- Dəstəfur
- Coordinates: 40°26′59″N 46°10′15″E﻿ / ﻿40.44972°N 46.17083°E
- Country: Azerbaijan
- Rayon: Dashkasan

Population^{[citation needed]}
- • Total: 572
- Time zone: UTC+4 (AZT)
- • Summer (DST): UTC+5 (AZT)

= Dəstəfur =

Dəstəfur (also, Dastafyur, Dəstətur, Dostafur, Dastaphour, Dastaphor and Dostafyur) is a village and municipality in the Dashkasan Rayon of Azerbaijan.

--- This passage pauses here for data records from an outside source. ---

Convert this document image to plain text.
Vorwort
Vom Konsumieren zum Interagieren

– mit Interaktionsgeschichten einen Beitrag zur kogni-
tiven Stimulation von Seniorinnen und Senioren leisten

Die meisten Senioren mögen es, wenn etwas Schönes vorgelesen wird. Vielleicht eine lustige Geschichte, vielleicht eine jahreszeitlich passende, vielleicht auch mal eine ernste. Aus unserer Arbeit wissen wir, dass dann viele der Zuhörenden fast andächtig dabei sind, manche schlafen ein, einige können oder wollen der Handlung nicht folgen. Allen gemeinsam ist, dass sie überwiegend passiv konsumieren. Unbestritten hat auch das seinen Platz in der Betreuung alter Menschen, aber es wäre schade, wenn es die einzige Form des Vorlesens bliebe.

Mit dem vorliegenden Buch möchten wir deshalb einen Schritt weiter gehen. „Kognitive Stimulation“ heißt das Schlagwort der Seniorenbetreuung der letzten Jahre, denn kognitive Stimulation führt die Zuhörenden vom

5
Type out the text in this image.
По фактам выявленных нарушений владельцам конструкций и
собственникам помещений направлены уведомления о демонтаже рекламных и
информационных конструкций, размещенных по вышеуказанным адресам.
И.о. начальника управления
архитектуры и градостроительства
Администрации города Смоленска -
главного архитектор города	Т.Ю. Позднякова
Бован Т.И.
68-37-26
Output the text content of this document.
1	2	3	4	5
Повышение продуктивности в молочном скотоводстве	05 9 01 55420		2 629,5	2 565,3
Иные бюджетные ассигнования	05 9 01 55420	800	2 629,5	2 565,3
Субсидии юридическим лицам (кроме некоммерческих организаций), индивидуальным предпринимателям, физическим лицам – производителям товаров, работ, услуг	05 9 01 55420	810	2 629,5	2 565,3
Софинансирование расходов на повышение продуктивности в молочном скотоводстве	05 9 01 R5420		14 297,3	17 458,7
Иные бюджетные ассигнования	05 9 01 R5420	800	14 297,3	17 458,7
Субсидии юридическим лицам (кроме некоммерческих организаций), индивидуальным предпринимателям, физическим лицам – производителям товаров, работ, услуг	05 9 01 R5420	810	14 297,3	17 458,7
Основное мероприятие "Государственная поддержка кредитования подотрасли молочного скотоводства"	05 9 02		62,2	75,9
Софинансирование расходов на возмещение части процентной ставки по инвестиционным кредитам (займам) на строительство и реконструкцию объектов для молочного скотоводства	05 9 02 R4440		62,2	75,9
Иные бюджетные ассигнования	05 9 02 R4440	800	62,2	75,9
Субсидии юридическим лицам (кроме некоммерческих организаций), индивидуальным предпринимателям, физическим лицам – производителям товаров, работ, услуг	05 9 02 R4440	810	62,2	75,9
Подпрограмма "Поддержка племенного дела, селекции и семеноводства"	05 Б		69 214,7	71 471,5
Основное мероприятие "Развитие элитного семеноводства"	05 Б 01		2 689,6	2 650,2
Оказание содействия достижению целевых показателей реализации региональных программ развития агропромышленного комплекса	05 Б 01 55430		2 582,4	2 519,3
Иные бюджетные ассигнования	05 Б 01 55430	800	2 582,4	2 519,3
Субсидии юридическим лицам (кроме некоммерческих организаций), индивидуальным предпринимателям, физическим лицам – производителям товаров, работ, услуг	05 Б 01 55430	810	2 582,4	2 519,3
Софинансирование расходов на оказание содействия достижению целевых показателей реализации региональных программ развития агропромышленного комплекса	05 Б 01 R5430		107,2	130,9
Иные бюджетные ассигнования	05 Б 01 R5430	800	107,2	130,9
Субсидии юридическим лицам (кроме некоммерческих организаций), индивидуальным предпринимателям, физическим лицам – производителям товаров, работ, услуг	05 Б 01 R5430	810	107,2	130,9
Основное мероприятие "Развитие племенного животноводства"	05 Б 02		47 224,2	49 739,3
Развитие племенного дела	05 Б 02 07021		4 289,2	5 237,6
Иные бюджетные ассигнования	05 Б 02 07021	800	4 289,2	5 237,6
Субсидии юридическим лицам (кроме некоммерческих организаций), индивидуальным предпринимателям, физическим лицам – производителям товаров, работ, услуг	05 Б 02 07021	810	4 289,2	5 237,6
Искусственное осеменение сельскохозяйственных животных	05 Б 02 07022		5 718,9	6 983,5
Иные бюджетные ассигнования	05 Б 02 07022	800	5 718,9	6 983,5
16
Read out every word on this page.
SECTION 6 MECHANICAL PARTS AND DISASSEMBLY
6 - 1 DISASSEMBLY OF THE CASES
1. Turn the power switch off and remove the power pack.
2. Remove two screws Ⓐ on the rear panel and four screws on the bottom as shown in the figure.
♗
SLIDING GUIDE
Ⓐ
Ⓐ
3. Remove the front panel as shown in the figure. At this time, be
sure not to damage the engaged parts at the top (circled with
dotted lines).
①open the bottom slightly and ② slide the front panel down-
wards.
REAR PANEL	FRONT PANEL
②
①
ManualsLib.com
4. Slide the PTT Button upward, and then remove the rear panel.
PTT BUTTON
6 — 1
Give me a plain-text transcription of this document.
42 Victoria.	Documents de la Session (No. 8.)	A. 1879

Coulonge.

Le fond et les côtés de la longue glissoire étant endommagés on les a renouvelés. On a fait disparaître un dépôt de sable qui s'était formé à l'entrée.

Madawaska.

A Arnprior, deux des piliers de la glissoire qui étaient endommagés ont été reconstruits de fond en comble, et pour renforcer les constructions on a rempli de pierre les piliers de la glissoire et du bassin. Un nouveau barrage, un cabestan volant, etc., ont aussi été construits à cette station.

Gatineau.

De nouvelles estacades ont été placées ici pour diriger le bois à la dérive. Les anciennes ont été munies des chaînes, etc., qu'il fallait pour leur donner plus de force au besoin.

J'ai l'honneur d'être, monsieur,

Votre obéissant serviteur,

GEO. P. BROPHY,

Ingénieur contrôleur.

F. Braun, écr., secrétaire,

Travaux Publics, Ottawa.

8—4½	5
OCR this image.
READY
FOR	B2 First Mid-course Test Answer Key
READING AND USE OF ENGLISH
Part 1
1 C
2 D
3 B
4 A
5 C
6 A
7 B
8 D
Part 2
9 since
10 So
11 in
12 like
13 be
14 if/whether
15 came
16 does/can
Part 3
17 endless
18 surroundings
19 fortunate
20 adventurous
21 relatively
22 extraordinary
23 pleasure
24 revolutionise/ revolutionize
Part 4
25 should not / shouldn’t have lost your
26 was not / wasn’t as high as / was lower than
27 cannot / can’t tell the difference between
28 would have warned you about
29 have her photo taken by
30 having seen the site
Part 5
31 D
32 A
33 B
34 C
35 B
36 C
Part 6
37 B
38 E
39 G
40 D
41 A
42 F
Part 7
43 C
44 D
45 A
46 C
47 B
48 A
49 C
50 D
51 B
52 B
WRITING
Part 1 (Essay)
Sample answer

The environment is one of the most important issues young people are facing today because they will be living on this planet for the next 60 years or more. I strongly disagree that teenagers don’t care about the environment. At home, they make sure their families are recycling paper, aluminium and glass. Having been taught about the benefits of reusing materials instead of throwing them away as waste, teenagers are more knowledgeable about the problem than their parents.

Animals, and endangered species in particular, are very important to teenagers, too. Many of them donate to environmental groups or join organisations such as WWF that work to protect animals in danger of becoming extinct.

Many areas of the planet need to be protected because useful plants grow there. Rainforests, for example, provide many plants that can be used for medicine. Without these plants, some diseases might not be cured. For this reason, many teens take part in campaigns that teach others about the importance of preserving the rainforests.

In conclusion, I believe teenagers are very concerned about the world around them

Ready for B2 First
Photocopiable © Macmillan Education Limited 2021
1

It has a population of 572. Between 1930 and 2 April 1956, Dashkasan Region was known as the Dastafurski Rayon (Dəstəfur Rayon)

==Monuments==
On the east of the village, over the Ganja River, is a historic stone bridge thought to date from the later 13th century.
A list of Azerbaijan's ancient monuments also states that the village has a bronze age burial mound (kurgan)
In a pastoral valley accessible only on foot, are the reasonably intact walls of a ruined 15th-century church, described in Azerbaijani texts as an Albanian Temple (Albanian refers here to Caucasian Albania) or sometimes as Dəstəfur bazilikası
A 2017 TV programme filmed a visit to the church ruins.